Souvent, lorsqu’on fait de l’héritage, on a tendance utiliser le mot-clé protected pour exposer une partie de l’implémentation aux classes filles. Cela crée un lien fort au sein de tout l’arbre d’héritage. Cela pose un problème lorsque l’implémentation d’un classe mère change. Toutes ses classes filles doivent également changer. L’évolutivité et la maintenabilité du code prennent alors du plomb dans l’aile. Le futur refactoring qui affectera la classe mère sera certainement douloureux.
Que faire alors ?
L’orienté objet est un paradigme puissant et il dispose de bien d’autres atouts que l’héritage. Les design patterns sont des armes d’une efficacité redoutable pour adresser des situations comme l’héritage abusif (mais aussi bien d’autres). En fait (et c’est peut-être un scoop), ces design patterns ne servent pas que lorsqu’on passe un entretien d’embauche pour se faire bien voir. Il servent aussi dans la vraie vie. Un développeur qui code en orienté objet rencontre au quotidien des situations qui peuvent être parfaitement adressées par des design patterns. Beaucoup de développeurs les connaissent (au moins de nom) mais malheureusement peu s’en servent.
Quelles sont les armes que nous apportent les design patterns pour éviter d’abuser de l’héritage ? Plutôt que d’hériter d’une classe pour pouvoir partager son code, il vaut mieux faire de la composition, avoir une instance de cette classe comme attribut et de lui déléguer le travail. Au lieu d’hériter d’une classe pour surcharger son comportement, on peut la décorer en lui déléguant le comportement principal tout en rajoutant sa touche personnelle.
Le design pattern strategy est très puissant mais malheureusement rarement utilisé. Il fournit une solution pour les cas où on a du polymorphisme avec du code à partager entre les différentes implémentations. Plutôt que de faire une classe abstraite qui contient tout le code commun et une implémentation par classe qui en hérite, il propose de faire une classe qui contient l’ensemble du code commun et une interface qui décrit le comportement qui change entre les implémentations. La classe qui contient le code commun est construite et travaille avec une instance de l’interface qui décrit le comportement spécifique. Il ne reste alors plus qu’à implémenter les différents comportements à travers l’interface en question. Une telle conception permet de limiter le couplage entre le code commun et le code spécifique et surtout de pouvoir tester chaque partie de code indépendamment du reste.
Conclusion
L’héritage, bien que solution de facilité, n’est pas la solution à tous les problèmes en orienté objet. Il existe différentes astuces qui permettent de partager du code de manière bien plus appropriée. Les design patterns sont souvent une solution simple à un problème d’apparence compliqué. On retiendra qu’il faut se poser des questions avant de faire de l’héritage.

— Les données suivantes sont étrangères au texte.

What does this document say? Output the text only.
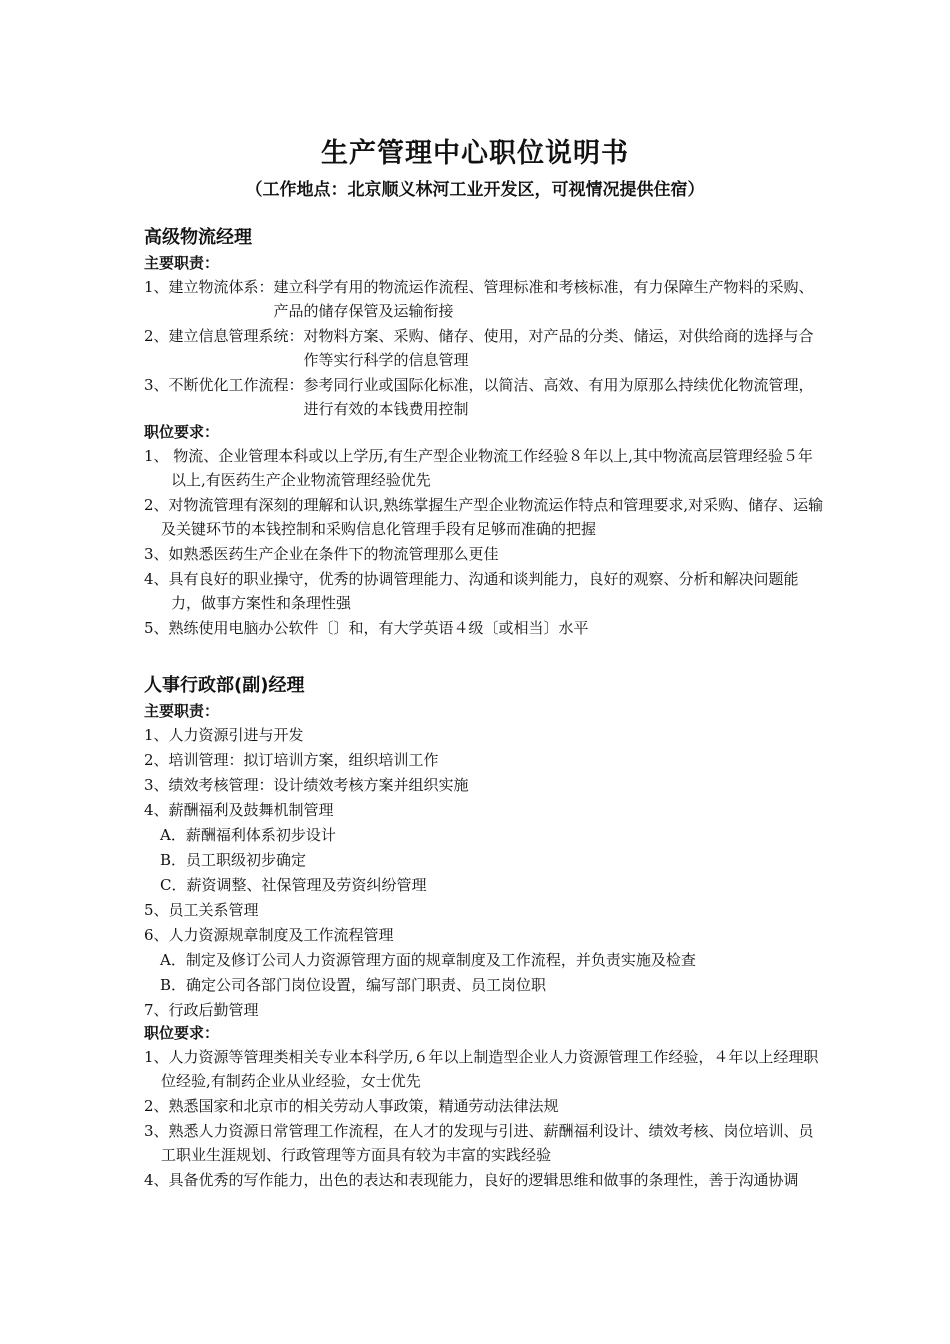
生产管理中心职位说明书
（工作地点：北京顺义林河工业开发区，可视情况提供住宿）
高级物流经理
主要职责：
1、建立物流体系： 建立科学有用的物流运作流程、管理标准和考核标准，有力保障生产物料的采购、产品的储存保管及运输衔接
2、建立信息管理系统： 对物料方案、采购、储存、使用，对产品的分类、储运，对供给商的选择与合作等实行科学的信息管理
3、不断优化工作流程： 参考同行业或国际化标准，以简洁、高效、有用为原那么持续优化物流管理，进行有效的本钱费用控制
职位要求：
1、 物流、企业管理本科或以上学历,有生产型企业物流工作经验８年以上,其中物流高层管理经验５年以上,有医药生产企业物流管理经验优先
2、对物流管理有深刻的理解和认识,熟练掌握生产型企业物流运作特点和管理要求,对采购、储存、运输及关键环节的本钱控制和采购信息化管理手段有足够而准确的把握
3、如熟悉医药生产企业在条件下的物流管理那么更佳
4、具有良好的职业操守，优秀的协调管理能力、沟通和谈判能力，良好的观察、分析和解决问题能力，做事方案性和条理性强
5、熟练使用电脑办公软件〔〕和，有大学英语４级〔或相当〕水平
人事行政部(副)经理
主要职责：
1、人力资源引进与开发
2、培训管理：拟订培训方案，组织培训工作
3、绩效考核管理：设计绩效考核方案并组织实施
4、薪酬福利及鼓舞机制管理
A．薪酬福利体系初步设计
B．员工职级初步确定
C．薪资调整、社保管理及劳资纠纷管理
5、员工关系管理
6、人力资源规章制度及工作流程管理
A．制定及修订公司人力资源管理方面的规章制度及工作流程，并负责实施及检查
B．确定公司各部门岗位设置，编写部门职责、员工岗位职
7、行政后勤管理
职位要求：
1、人力资源等管理类相关专业本科学历,６年以上制造型企业人力资源管理工作经验，４年以上经理职位经验,有制药企业从业经验，女士优先
2、熟悉国家和北京市的相关劳动人事政策，精通劳动法律法规
3、熟悉人力资源日常管理工作流程，在人才的发现与引进、薪酬福利设计、绩效考核、岗位培训、员工职业生涯规划、行政管理等方面具有较为丰富的实践经验
4、具备优秀的写作能力，出色的表达和表现能力，良好的逻辑思维和做事的条理性，善于沟通协调
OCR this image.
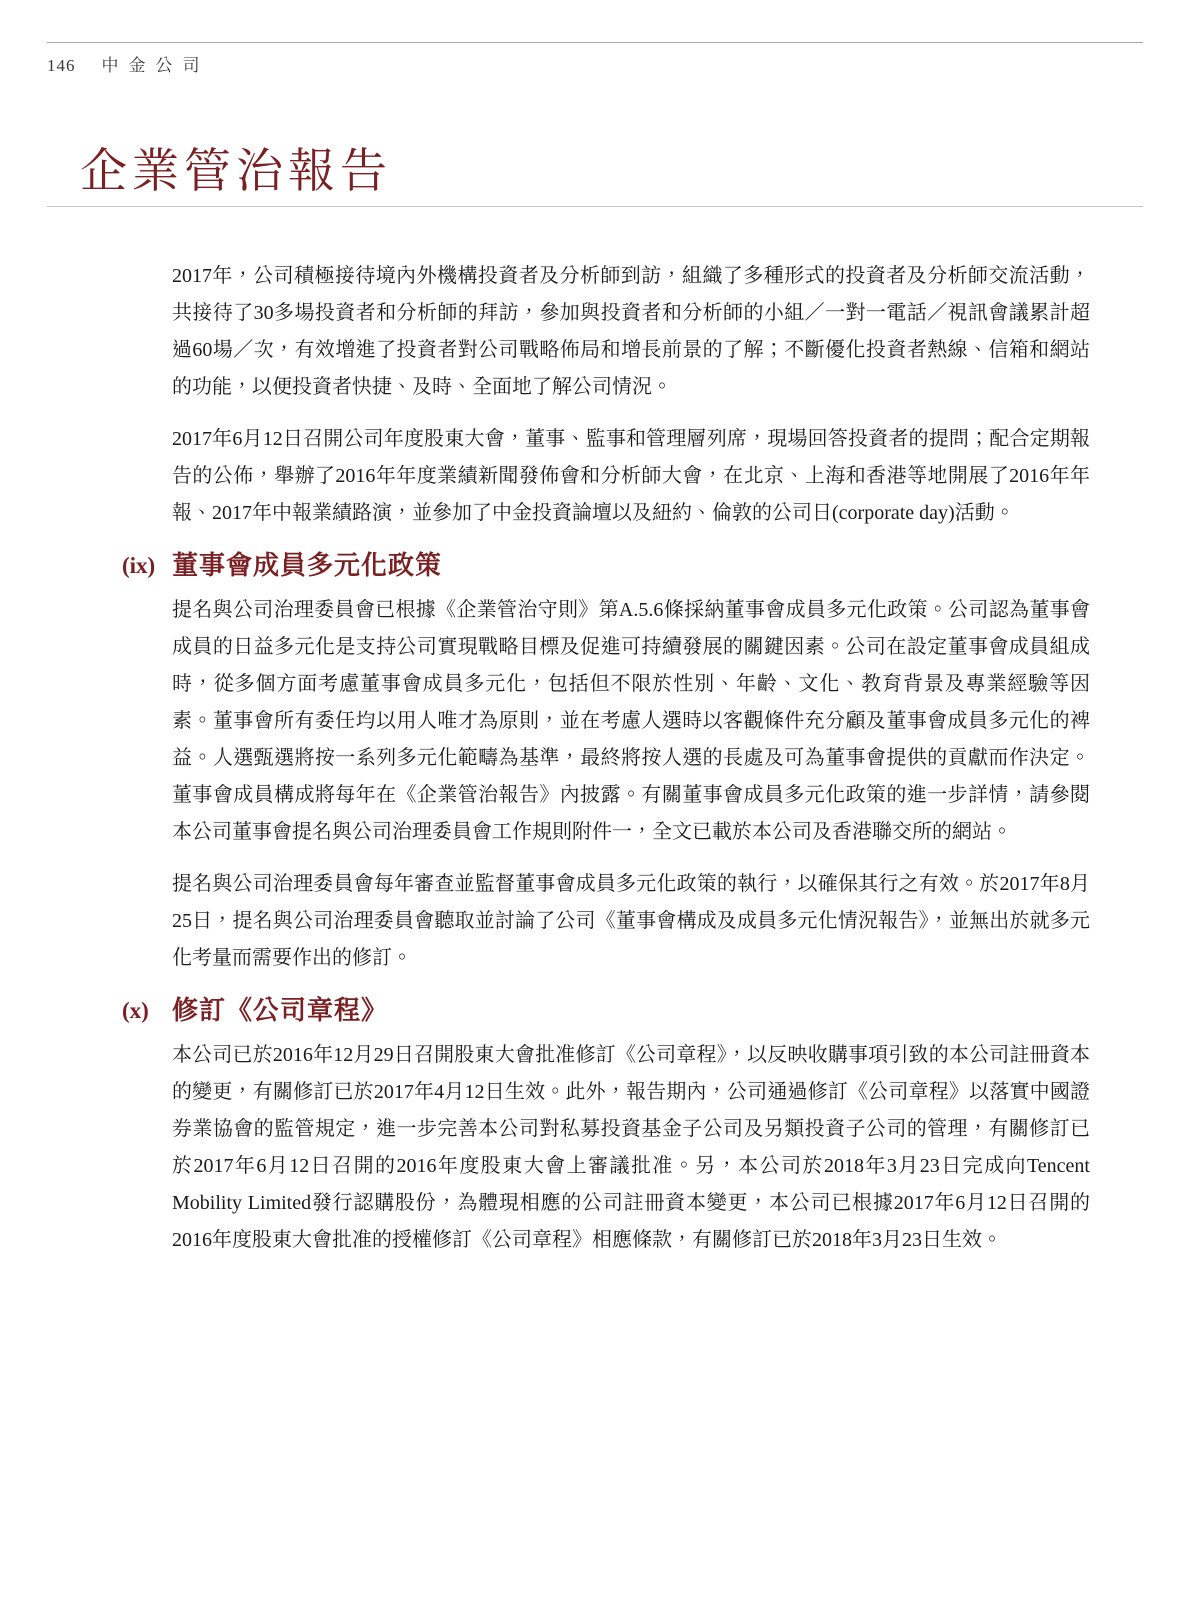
146 中金公司
企業管治報告

2017年，公司積極接待境內外機構投資者及分析師到訪，組織了多種形式的投資者及分析師交流活動，共接待了30多場投資者和分析師的拜訪，參加與投資者和分析師的小組／一對一電話／視訊會議累計超過60場／次，有效增進了投資者對公司戰略佈局和增長前景的了解；不斷優化投資者熱線、信箱和網站的功能，以便投資者快捷、及時、全面地了解公司情況。

2017年6月12日召開公司年度股東大會，董事、監事和管理層列席，現場回答投資者的提問；配合定期報告的公佈，舉辦了2016年年度業績新聞發佈會和分析師大會，在北京、上海和香港等地開展了2016年年報、2017年中報業績路演，並參加了中金投資論壇以及紐約、倫敦的公司日(corporate day)活動。

(ix) 董事會成員多元化政策

提名與公司治理委員會已根據《企業管治守則》第A.5.6條採納董事會成員多元化政策。公司認為董事會成員的日益多元化是支持公司實現戰略目標及促進可持續發展的關鍵因素。公司在設定董事會成員組成時，從多個方面考慮董事會成員多元化，包括但不限於性別、年齡、文化、教育背景及專業經驗等因素。董事會所有委任均以用人唯才為原則，並在考慮人選時以客觀條件充分顧及董事會成員多元化的裨益。人選甄選將按一系列多元化範疇為基準，最終將按人選的長處及可為董事會提供的貢獻而作決定。董事會成員構成將每年在《企業管治報告》內披露。有關董事會成員多元化政策的進一步詳情，請參閱本公司董事會提名與公司治理委員會工作規則附件一，全文已載於本公司及香港聯交所的網站。

提名與公司治理委員會每年審查並監督董事會成員多元化政策的執行，以確保其行之有效。於2017年8月25日，提名與公司治理委員會聽取並討論了公司《董事會構成及成員多元化情況報告》，並無出於就多元化考量而需要作出的修訂。

(x) 修訂《公司章程》

本公司已於2016年12月29日召開股東大會批准修訂《公司章程》，以反映收購事項引致的本公司註冊資本的變更，有關修訂已於2017年4月12日生效。此外，報告期內，公司通過修訂《公司章程》以落實中國證券業協會的監管規定，進一步完善本公司對私募投資基金子公司及另類投資子公司的管理，有關修訂已於2017年6月12日召開的2016年度股東大會上審議批准。另，本公司於2018年3月23日完成向Tencent Mobility Limited發行認購股份，為體現相應的公司註冊資本變更，本公司已根據2017年6月12日召開的2016年度股東大會批准的授權修訂《公司章程》相應條款，有關修訂已於2018年3月23日生效。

Il semble pertinent que certains langages objets comme Java ou PHP distinguent le concept d’héritage de celui de contrat ou d’interface qui lui n’a pas les vices de l’héritage. Dans un tel contexte, il est normal d’interdire l’héritage multiple, l’héritage unique n’ayant déjà pas forcément de sens.
L’image d’en-tête provient de Flickr. Elle représente un héritage historique dont il faut profiter !
Histoire vraie:
lors d’un de mes stages d’ingénieur, j’ai travaillé avec un développeur sénior qui m’a soutenu que comme la classe que je développais était une sorte de Map d’objets, je devais hériter de Map plutôt que d’avoir une Map en interne et de faire un delegate sur le put et le get (qui étaient les seules méthodes relatives à Map que j’avais besoin d’exposer).
Sur le coup, je n’y ai pas cru, ça me semblait tellement invraisemblable qu’un sénior puisse sortir une ânerie pareille
Dans l’exemple que tu cites, il s’agit comme tu le dis d’une ânerie. C’est évidemment un cas d’héritage abusif.
loic > Ce n’est pas le nombre d’années d’expérience qui fait la qualité d’un ingénieur. S’il suffisait de rester les fesses clouées sur une chaise à attendre que ça se passe pour devenir bon, ça se saurait. 😀
Les implementations par défaut de Java 8, et la sémantique de multi-héritage qu’on peut en ressortir abusivement doit te faire un peu peur alors, non?
J’avoue que je quand j’ai commencé à me renseigner sur les nouveautés de Java 8 je suis tombé sur un article parlant de l’arrivée de l’héritage multiple en Java. Sur le coup, j’ai été très surpris et un peu dépité. J’espérais que ce soit une blague.
Et puis je me suis un peu plus renseigné et j’ai compris que le but était simplement d’apporter des implémentations par défaut à des méthodes dans des interfaces. Tu peux alors interagir seulement avec ce que contient le contrat de l’interface. Ils ont apporté cette fonctionnalité pour résoudre un problème qui commençait à devenir pesant dans le JDK. Pour conserver la compatibilité pour ceux qui les implémentent, les interfaces ne pouvaient plus évoluer. Et ça commençait à être de plus gênant, notamment pour l’intégration de l’API stream de Java 8. C’est comme ça que sont nés les comportements par défaut.
Finalement, après y avoir pas mal réfléchi, je trouve que c’est pratique et que ça a du sens. En effet, comme je l’ai expliqué dans l’article, ce qui est gênant dans l’héritage c’est l’héritage d’état plus que l’héritage de comportement. Or, les implémentations par défaut se résument simplement à des questions de comportement par défaut et en aucun cas d’état. Cela permet d’éviter presque entièrement la question du diamant d’héritage, même si elle se pose lorsque deux méthodes ont exactement le même prototype, mais ça se cantonne à des cas très marginaux et ils ont fait le choix d’obliger le développeur à choisir quelle implémentation choisir.
Au final, ce concept a du sens dans certains cas mais je pense que certains développeurs un peu artistes dans l’âme réussiront à détourner ce concept pour faire des choses qui auront moins de sens. A consommer avec modération !
Dariusz Pasciak a publié un article mettant au défi de ne plus utiliser l’héritage que quand c’est vraiment nécessaire, c’est-à-dire presque jamais.